А под вечер со всех концов тюрьмы начали приходить по дороге, через кобуру, поздравительные малявы. Полночи ушло у Арбалета на ответы своим многочисленным знакомым, землякам и друзьям.
Отдавая дань уважения имениннику, загнали в камеру и анаши. Забили, покурили, и веселье продолжалось дальше. Не спали до утра. Их жизнерадостный гогот слышен был по всему продолу. Такая свежая, чудная, осенняя и, может быть, звёздная ночь! Вся камера веселилась от души.
Подошёл к двери заспанный корпусной, недоумевая про себя: «Чёрт знает, какие условия! Как они там вообще выживают!» Открыл кормушку, попытался успокоить неугомонную публику.
– Ну, ребята, хватить ржать! Вся тюрьма спит, а вы гогочете как гуси перелётные.
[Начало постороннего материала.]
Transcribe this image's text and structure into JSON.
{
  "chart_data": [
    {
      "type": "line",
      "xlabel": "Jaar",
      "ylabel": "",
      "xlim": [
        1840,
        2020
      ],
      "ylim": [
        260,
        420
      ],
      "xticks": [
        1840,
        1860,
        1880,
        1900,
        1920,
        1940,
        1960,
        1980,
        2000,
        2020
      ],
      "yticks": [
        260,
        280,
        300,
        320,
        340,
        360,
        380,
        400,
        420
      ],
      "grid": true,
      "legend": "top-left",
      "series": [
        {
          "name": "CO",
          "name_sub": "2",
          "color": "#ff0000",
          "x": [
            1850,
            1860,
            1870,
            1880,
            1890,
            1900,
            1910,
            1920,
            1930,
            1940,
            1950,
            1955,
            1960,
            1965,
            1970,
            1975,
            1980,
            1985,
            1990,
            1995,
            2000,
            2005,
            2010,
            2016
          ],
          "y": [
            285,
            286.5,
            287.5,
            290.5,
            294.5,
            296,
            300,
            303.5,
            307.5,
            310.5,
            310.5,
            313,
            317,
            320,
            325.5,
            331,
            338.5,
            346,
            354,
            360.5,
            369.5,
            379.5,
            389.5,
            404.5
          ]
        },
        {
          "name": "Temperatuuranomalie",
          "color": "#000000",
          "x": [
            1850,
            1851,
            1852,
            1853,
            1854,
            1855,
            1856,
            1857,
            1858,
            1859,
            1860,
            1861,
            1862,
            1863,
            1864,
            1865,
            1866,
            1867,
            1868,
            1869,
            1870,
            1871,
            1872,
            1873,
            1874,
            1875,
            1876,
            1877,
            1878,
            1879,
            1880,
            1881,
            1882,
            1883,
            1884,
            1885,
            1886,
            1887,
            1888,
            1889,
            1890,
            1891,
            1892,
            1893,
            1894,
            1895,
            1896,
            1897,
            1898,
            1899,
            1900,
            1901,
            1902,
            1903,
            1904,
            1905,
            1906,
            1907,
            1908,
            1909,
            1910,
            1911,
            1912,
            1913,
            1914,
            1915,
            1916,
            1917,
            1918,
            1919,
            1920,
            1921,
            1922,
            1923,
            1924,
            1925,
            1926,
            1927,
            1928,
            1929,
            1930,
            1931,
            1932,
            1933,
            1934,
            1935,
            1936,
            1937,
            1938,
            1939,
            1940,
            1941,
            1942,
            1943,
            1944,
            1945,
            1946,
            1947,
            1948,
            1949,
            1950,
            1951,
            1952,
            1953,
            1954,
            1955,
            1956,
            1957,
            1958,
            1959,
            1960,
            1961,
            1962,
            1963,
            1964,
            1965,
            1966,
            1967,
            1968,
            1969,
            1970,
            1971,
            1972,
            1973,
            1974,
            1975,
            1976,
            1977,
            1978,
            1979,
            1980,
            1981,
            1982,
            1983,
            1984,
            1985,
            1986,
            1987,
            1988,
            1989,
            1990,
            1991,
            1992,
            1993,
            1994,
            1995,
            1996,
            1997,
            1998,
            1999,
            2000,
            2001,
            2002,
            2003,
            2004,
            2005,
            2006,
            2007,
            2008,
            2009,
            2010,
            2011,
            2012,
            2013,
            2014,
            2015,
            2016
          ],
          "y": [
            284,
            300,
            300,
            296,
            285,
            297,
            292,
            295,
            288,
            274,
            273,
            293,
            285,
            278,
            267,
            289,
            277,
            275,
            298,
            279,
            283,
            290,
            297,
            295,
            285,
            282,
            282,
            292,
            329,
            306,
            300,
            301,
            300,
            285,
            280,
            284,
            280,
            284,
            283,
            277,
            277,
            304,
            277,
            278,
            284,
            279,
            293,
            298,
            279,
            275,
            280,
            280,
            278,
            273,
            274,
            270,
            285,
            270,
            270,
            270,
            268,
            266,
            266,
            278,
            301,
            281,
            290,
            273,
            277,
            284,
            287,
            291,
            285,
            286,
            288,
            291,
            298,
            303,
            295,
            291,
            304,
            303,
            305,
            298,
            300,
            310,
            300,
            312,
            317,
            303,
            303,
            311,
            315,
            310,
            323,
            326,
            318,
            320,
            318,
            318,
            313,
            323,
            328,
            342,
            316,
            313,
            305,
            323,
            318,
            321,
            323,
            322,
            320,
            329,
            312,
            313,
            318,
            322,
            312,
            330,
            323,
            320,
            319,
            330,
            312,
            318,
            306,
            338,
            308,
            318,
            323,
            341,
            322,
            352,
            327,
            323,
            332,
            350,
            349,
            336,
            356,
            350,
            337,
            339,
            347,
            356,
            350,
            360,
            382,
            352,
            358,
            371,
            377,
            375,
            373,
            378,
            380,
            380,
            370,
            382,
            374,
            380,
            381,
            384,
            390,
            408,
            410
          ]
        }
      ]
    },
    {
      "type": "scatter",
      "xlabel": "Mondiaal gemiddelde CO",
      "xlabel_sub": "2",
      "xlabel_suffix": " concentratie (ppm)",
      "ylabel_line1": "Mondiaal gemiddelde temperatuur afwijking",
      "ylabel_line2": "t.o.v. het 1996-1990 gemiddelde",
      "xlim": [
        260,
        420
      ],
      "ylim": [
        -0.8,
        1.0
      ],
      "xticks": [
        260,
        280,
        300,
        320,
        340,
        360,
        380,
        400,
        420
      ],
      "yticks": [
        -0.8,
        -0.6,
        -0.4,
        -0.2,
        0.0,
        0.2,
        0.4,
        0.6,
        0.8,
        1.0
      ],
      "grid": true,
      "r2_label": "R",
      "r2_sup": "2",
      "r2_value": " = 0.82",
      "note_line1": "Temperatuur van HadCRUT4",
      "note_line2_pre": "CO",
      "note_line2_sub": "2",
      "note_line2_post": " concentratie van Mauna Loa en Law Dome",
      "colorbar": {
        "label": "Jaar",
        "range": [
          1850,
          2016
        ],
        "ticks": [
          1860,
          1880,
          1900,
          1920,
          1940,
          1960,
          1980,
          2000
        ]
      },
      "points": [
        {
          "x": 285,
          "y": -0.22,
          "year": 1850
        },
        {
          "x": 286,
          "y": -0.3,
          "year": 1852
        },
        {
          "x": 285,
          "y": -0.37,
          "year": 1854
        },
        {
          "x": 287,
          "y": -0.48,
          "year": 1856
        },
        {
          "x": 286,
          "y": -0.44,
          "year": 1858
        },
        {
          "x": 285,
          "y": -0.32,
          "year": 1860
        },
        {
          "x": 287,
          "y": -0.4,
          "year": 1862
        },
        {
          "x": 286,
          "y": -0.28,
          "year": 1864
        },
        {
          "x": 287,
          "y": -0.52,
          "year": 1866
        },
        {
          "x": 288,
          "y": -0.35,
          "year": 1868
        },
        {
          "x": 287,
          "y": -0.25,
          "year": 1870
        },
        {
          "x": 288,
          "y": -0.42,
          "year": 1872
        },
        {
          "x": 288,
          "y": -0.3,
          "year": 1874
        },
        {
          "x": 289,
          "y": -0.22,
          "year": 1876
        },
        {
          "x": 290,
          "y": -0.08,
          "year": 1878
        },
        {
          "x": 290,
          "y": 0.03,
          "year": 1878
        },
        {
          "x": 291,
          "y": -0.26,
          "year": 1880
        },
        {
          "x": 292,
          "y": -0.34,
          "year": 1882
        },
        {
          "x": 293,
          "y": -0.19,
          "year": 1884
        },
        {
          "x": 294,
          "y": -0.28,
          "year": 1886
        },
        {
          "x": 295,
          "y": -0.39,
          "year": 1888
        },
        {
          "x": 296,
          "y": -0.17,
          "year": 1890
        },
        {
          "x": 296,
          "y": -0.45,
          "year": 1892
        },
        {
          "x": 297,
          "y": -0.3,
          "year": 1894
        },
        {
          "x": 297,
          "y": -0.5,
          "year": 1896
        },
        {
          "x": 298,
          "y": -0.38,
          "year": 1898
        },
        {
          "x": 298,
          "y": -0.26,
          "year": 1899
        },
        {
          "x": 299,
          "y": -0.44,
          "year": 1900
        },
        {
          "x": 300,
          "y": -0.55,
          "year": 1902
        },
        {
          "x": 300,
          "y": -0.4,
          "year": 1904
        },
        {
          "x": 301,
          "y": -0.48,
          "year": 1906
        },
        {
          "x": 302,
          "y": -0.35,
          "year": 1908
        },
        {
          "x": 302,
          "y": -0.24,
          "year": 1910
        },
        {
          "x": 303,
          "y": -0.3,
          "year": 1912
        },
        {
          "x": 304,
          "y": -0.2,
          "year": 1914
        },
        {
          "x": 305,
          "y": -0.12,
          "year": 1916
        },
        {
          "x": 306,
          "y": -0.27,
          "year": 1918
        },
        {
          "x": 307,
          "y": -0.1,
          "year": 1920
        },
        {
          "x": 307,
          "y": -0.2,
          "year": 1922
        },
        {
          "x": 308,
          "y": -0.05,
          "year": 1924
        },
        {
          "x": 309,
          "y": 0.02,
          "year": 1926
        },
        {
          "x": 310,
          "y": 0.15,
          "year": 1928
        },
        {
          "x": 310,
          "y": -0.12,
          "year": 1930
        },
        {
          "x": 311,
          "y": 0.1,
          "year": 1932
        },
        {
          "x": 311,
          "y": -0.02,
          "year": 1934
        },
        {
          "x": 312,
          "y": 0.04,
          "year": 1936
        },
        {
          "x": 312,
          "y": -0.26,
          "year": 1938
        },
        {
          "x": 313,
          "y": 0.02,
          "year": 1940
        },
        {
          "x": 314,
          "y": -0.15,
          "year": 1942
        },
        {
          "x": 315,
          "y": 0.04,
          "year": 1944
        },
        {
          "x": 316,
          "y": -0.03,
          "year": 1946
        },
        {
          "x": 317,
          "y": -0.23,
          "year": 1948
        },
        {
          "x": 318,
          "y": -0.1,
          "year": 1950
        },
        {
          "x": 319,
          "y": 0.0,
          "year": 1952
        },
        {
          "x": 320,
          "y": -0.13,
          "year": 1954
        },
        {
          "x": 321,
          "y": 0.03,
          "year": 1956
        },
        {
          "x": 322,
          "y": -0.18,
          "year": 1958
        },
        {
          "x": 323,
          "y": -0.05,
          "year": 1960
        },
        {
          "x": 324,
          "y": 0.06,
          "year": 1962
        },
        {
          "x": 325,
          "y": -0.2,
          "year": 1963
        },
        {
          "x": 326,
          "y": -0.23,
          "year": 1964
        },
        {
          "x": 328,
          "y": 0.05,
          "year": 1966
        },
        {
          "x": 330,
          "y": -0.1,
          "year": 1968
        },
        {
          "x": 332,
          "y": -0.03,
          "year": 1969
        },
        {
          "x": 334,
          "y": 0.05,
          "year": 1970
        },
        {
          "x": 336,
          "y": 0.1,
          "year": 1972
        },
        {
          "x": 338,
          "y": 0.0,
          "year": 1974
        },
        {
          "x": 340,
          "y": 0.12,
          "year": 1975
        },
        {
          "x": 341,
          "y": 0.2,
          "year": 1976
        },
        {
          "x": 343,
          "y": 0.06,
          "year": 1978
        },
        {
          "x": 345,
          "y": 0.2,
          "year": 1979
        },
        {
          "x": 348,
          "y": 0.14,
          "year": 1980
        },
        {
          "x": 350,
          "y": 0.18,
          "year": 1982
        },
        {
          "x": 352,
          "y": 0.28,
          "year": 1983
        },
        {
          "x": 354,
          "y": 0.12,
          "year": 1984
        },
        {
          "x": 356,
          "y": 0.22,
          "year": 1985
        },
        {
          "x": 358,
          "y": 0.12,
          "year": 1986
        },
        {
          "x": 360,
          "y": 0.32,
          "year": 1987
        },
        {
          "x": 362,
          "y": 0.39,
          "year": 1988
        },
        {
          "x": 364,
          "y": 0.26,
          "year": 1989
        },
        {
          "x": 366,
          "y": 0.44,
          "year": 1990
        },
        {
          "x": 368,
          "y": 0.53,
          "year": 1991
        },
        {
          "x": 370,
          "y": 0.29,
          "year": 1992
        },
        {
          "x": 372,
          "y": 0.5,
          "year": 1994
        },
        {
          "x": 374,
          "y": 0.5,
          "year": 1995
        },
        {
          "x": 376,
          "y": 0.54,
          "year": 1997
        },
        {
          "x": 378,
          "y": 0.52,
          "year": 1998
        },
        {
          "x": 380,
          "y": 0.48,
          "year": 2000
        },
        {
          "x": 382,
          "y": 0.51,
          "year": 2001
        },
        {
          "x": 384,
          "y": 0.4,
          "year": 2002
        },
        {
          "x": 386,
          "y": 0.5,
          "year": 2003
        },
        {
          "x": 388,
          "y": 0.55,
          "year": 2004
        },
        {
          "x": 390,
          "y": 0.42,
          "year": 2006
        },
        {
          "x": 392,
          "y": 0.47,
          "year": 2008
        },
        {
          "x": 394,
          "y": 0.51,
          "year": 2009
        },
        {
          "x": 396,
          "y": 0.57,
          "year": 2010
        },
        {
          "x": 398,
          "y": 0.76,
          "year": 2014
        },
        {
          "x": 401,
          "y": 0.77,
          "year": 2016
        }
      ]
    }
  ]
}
– Ладно, ладно, командир. Всё. Молчим. – и тут же взрыв хохота. – Иди спать, старшой. Мы тебя услышали. Сейчас будем спать.
Спать, конечно, никто и не собирался, просто убавили громкость, чтобы не привлекать к себе оперативного внимания. Только под утро усталость свалила всех на половые матрасы. Потихоньку братва разлаживалась и засыпала.
– Хороший получился у тебя день рождения, братан, – бормотал Коваль, засыпая рядом с Арбалетом, – будь здоров, родной! – вырубился сосед и присоединился к разноголосому хоровому храпу.
Только Арбалет долго не мог заснуть: он размышлял о жизни (Впоследствии это станет его любимым занятием: размышлять о жизни. И вы тоже, дорогие наши, отвлекитесь от чтения, подумайте о своей мимолётной жизни).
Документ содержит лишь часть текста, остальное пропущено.